2-Minute Anki — 18 Comments

  1. During breaks at work.

    Depending on people’s jobs, this may not work for everyone, but it could apply in the following cases:
    -If you have 10- or 15- minute breaks at certain times of day
    -If you are in an office setting where you have the ability to take breaks at your discretion
    -If you are self-employed or work from home and can take breaks at your discretion

    Lunch at work can also be used for Anki; even people who usually eat together with a group of friends will probably be able to find or make 2 minutes when you are 1) waiting for the other person(s) to arrive, 2) still sitting at the lunch table after the other person(s) left, or 3) waiting for them to warm up their lunch in the microwave or something.

    Totally unrelated, but I love the way the last two photos in this post dovetail with the content of what is being said. They just fit perfectly (and are very nice photos besides).

    • Great additions. And maybe you can convince an employer that you need an Anki break (similar to a smoke break)

      The photos somehow miraculously synced perfectly with the article :)

  2. How do you set Anki to only demand 2 minutes of time per day? I have hundreds of Anki reviews waiting daily which take forever. It is really something I dread. Is there a setting to reduce this that I’m missing?

    • The Trick here is to split the hours of reviews into little chunks throughout the day.. 2 minutes at the Busstation, 2 minutes in that shoppingline (I love that idea btw) and so on.
      This way you can chip your reviews away without the terrible 2 hour face-off versus your reviews

    • As Dominik says above, it’s just about doing 2 minutes at a time, which when done several times over a day, will chip away at your hundreds of reviews due.

    • On Ankidroid at least, under Reviewing Settings, there is an option to set a “time box limit”. This will flash a message after however many minutes you set it to. Though I think the idea of this article is just to fit Anki in wherever you can, filling in what would otherwise be unused time.

    • As soon as you start hating something, any motivation to do it is drastically reduced. I’m of the opinion that you should only review in a manner that you don’t hate. It’s not worth spending 2 hours straight on reviews if you are going to dread it and get burned out and maybe start to dislike learning Japanese. 2 minute intervals throughout the day can alleviate this.

  3. I use 2 tricks to make Anki manageable.
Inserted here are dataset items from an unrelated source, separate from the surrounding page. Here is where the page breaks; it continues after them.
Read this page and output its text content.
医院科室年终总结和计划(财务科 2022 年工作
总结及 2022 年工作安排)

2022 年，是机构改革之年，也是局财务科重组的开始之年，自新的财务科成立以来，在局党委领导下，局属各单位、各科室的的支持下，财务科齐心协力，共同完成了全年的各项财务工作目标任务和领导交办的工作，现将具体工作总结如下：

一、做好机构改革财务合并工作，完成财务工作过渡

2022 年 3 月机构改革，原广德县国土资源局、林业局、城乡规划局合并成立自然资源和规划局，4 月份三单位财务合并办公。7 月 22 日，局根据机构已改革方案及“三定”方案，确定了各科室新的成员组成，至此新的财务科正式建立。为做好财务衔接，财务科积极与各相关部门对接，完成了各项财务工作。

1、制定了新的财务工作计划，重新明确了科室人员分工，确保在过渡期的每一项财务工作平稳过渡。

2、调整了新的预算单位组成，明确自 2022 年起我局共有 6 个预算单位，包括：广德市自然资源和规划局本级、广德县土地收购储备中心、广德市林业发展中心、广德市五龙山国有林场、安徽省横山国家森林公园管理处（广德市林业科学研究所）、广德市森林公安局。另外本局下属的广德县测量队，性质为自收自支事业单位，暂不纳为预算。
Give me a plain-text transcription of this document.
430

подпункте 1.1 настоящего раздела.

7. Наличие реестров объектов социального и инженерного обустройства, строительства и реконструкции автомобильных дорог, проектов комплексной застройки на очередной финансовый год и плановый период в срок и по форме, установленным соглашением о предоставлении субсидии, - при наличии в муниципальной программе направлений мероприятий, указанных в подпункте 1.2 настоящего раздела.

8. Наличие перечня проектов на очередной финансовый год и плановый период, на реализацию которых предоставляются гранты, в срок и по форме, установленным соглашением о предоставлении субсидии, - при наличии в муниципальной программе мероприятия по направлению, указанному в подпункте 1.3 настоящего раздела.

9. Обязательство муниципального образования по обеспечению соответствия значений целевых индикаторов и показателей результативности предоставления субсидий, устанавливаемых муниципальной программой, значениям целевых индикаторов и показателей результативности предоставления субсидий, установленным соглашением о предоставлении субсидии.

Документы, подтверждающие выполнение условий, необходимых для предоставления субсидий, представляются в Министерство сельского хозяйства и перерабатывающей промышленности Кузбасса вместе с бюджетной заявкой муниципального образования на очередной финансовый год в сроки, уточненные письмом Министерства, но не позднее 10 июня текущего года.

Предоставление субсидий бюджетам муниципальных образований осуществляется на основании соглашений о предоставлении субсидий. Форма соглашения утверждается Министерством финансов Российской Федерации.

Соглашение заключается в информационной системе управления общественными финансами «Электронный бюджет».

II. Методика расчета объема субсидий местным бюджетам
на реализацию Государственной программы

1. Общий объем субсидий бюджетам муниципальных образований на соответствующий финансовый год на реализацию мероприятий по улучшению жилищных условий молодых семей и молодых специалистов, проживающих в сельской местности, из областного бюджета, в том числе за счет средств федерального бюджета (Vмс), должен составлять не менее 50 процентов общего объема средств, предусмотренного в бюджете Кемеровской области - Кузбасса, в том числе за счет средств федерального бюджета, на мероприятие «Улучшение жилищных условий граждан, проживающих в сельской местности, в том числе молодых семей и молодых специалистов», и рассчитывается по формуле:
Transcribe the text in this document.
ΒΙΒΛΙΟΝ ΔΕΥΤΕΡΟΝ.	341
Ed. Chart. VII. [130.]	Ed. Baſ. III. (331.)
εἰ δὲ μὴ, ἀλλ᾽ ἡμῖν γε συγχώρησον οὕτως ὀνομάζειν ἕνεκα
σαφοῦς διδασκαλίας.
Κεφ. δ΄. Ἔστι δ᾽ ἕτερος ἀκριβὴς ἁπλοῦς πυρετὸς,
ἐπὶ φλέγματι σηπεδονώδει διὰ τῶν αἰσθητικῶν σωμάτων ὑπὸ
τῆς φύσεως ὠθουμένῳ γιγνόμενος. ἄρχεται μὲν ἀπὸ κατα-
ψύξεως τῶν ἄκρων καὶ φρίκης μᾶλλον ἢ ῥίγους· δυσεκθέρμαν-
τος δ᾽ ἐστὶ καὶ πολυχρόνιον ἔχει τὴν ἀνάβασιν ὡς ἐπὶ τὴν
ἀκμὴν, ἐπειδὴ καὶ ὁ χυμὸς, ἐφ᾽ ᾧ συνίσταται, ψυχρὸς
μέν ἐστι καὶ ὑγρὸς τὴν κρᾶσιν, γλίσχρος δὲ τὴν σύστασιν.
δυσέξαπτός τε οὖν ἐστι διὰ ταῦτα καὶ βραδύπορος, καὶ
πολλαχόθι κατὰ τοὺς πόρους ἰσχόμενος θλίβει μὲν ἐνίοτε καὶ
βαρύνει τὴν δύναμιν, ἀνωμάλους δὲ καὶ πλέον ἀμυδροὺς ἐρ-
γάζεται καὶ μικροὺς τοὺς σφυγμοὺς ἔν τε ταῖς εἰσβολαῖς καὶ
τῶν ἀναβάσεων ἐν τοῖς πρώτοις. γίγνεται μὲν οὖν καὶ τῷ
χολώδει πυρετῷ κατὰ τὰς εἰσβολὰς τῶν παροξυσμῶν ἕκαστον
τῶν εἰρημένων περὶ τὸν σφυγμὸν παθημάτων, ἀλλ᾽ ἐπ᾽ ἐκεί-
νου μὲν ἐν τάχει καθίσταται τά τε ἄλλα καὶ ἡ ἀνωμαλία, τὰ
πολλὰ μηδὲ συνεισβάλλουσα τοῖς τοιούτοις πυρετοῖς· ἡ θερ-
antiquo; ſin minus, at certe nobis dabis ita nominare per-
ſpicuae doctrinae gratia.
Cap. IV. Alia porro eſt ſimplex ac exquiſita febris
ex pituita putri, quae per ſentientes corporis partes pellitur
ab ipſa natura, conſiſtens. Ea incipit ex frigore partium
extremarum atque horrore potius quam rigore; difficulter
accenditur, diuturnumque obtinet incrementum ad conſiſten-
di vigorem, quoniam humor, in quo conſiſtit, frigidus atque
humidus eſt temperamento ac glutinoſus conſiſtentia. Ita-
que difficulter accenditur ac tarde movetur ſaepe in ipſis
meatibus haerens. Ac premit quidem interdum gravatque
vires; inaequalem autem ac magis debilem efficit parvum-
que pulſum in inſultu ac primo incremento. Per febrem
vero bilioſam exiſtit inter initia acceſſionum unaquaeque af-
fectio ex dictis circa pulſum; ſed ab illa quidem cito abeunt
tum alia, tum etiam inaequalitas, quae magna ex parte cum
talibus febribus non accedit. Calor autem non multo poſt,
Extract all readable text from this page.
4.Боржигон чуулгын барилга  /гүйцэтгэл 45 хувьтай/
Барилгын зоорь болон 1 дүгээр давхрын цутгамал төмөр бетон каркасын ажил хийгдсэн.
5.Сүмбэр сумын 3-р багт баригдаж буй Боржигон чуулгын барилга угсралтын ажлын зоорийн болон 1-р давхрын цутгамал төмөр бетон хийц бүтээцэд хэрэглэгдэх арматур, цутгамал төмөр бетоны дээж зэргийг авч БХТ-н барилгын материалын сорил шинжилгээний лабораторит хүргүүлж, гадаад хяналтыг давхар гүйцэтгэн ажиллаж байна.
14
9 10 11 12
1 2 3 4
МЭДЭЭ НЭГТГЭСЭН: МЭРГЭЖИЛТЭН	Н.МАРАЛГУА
This and morning cram study (I think there is another article on that somewhere on the site :).

    Just to add a few additional places where I find time for some studying:

    * Riding the elevator at work
    * Going down or up the escator to the subway
    * Waiting in line at the store
    * Waiting for matchmaking in online games (3-4 minutes to find a game? No longer a problem!)
    * Waiting for a pot to boil while cooking

    Basically the theme for me is that most of the wasted time in my life has been replaced with Anki. I would estimate that 25-30% of my Anki time comes from these small sessions and the rest from my morning Anki routine.

    • Ah, how could I forget about the elevator. It almost makes you hope people get off on every single floor before you!

  4. I find this works really well for sentence reviews!

    However I personally have a hard time doing it for kanji reviews. When it comes to kanji, it feels like I need a relatively quiet space and a good block of time to concentrate or I don’t make much progress. I wonder if it’s just me who has that issue >_>

    • Kanji reviews actually work for these as well for me, but since I write out the kanji by hand, I only do them in my office at home – so basically I only do them during waits for online gaming matches.

      I have a general rule rough rule that if I can’t recall something after 5-10 seconds, and it doesn’t look like I am close, then I assume that I don’t know the card, flip it, write it once, fail it, and move on. Perhaps this is something you could try if you are not doing something similar?

    • I like Jesper’s suggestion. As with sentence reviews, if you are spending a lot of one time on kanji, you probably don’t remember.

      I also found that I needed to accept that I am going to mark kanji reviews incorrect, more than I would like, despite having some kanji on multi-year (even decade intervals). It’s just because that producing written kanji is one of the least used skills (at least for me).

      • Accepting that failing cards in Anki is a good thing was one of the most difficult things during my first year of studying. I have since realized that if I accept failures on a card I don’t really remember, I am missing out on the reinforcement opportunity that a fail leads to. This means that I am quite likely to fail the next time as well, which might be far in the future – in reality I am postponing learning the card. Failing cards will lead to more reviews in the short term, but they also lead to faster learning of the cards that you need to. In short, SRS works! :)

  5. This is a good idea. Sometimes I get obsessed with finishing all my reviews at once, just to get them over with. Then I start rushing and making mistakes lol. I don’t have the Anki app, so I can really only do reviews on my desktop afterschool, but I can still spread them out if I feel burnt out >u<

  6. This is working so perfectly for me, I can now handle way higher thresholds of due reviews than I could before.

    The most well-used times now for me are times spend in buses and time spent between sets of my workouts. The time between sets usually adds a good amount of 15 to 30 minutes of review to otherwise wasted time

    • Great! And that’s a clever idea to do Anki in between workout sets. It’s the perfect amount of time too.